Bouba Hassan, un Gabonais de 37 ans a été mis aux arrêts à la prison de Tchibanga le 29 avril 2022 pour détournements et viols sur mineure de moins de 15 ans, une adolescente de 13 ans N.B.F.N, élève en 3e année dans une école de la ville.
Tout a commencé le 27 avril dernier par une plainte déposée contre le prédateur sexuel à l’antenne provinciale de la police judiciaire (PJ) rapporte notre confrère de l’Union (No 13916 ) .
Le prédateur sexuel a été interpellé et durant l’interrogatoire, Bouba Hassan, le Gabonais sans emplois a reconnu les faits.

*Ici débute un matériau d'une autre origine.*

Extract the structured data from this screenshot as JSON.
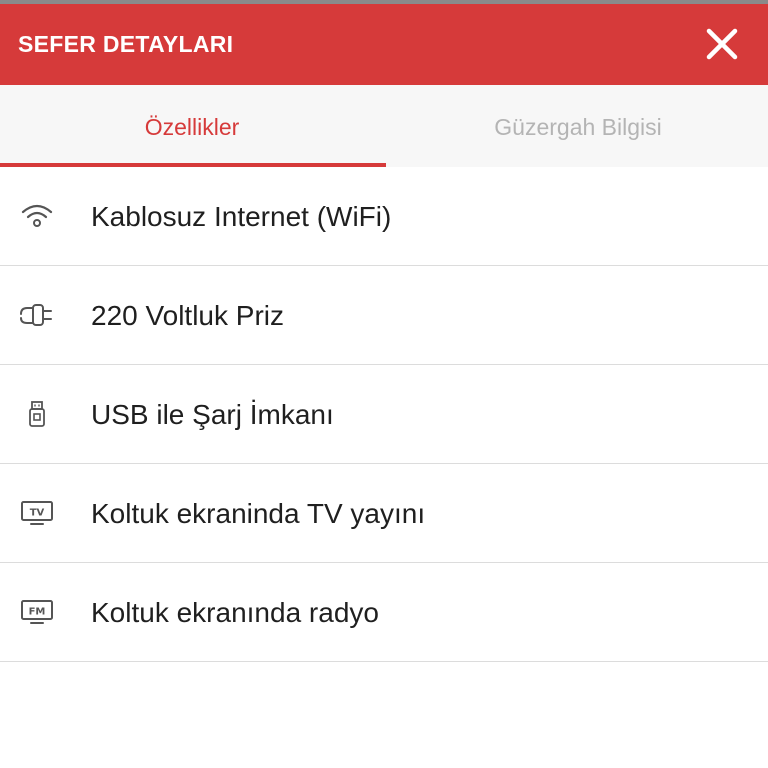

Il se trouve qu’il est tristement connu comme quelqu’un qui a un penchant pour les mineures et les femmes du 3e âge.
D’après le témoignage de la petite N.B.F.B, le premier viol remonterait en début 2021. Depuis cette date, la victime subit des viols récurrents de la part de Bouba Hassan à son domicile du quartier Moukenga.
Cette situation a perduré à cause de la proximité du père de la fille avec le violeur qui passaient des heures ensemble dans les troquets de Tchibanga. De plus, la maman passe plus de temps au marché où elle est commerçante.

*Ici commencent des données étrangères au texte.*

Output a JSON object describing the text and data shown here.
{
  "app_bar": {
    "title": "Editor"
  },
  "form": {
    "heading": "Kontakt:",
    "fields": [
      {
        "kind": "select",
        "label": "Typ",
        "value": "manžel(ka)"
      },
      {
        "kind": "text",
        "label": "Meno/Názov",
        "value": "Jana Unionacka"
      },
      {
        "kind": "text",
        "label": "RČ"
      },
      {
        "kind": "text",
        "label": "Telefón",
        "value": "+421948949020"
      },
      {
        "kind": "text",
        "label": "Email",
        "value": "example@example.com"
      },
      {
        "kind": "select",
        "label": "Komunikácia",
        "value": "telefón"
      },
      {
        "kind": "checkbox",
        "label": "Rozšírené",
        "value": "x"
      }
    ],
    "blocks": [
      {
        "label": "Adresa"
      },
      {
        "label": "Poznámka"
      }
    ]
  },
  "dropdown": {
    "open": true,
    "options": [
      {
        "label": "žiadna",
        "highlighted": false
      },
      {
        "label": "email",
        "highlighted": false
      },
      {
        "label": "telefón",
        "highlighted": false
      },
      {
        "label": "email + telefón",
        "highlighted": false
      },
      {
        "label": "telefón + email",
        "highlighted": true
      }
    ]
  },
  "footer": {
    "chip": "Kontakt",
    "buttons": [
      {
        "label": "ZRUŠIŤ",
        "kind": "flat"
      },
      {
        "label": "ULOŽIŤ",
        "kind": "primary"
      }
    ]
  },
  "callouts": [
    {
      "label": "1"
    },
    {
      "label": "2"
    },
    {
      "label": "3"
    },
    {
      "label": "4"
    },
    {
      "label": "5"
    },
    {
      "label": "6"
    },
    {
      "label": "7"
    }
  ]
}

Bouba Hassan a forcé la gamine à garder ses viols secrets par des menaces de mort ce que la petite a respecté depuis 2021.
Tout bascule le 19 avril, dans la matinée autour de 7 heures. Le violeur se rend chez sa victime N.B.F.B et croise l’oncle de la victime sur les lieux.

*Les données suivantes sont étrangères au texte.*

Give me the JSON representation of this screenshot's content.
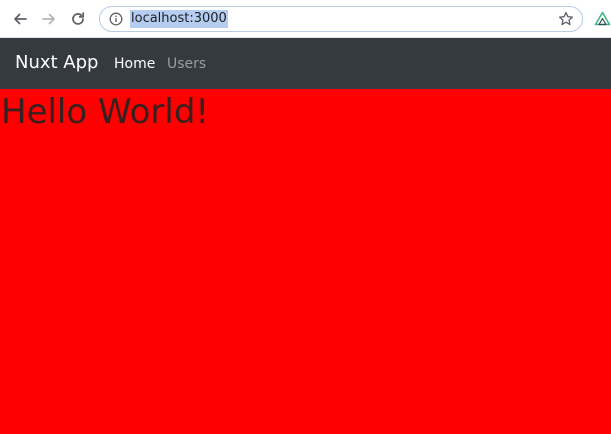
{
  "browser": {
    "url": "localhost:3000",
    "icons": {
      "back": "back-arrow-icon",
      "forward": "forward-arrow-icon",
      "reload": "reload-icon",
      "site_info": "info-icon",
      "bookmark": "star-icon",
      "extension": "triangle-extension-icon"
    }
  },
  "navbar": {
    "brand": "Nuxt App",
    "links": [
      {
        "label": "Home",
        "active": true
      },
      {
        "label": "Users",
        "active": false
      }
    ]
  },
  "main": {
    "heading": "Hello World!"
  },
  "colors": {
    "navbar_bg": "#343a40",
    "page_bg": "#ff0000",
    "active_link": "#ffffff",
    "inactive_link": "#9a9da1",
    "url_highlight": "#b4cdf0"
  }
}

En proposant de lui offrir de quoi boire, l’oncle refuse et les petites sœurs de la victime révèlent les raisons de l’arrivée de Bouba Hassan chez elles.
Sentant le danger arriver, Bouba va alors prendre la poudre d’escampette. Les parents vont conduire la petite au centre hospitalier Benjamin Ngoubou de Tchibanga pour l’examiner. Les parents vont découvrir avec indignation que la petite a l’hymen perforé depuis longtemps. C’est à la suite des résultats que la vérité va être découverte et la plainte déposée contre Hassan.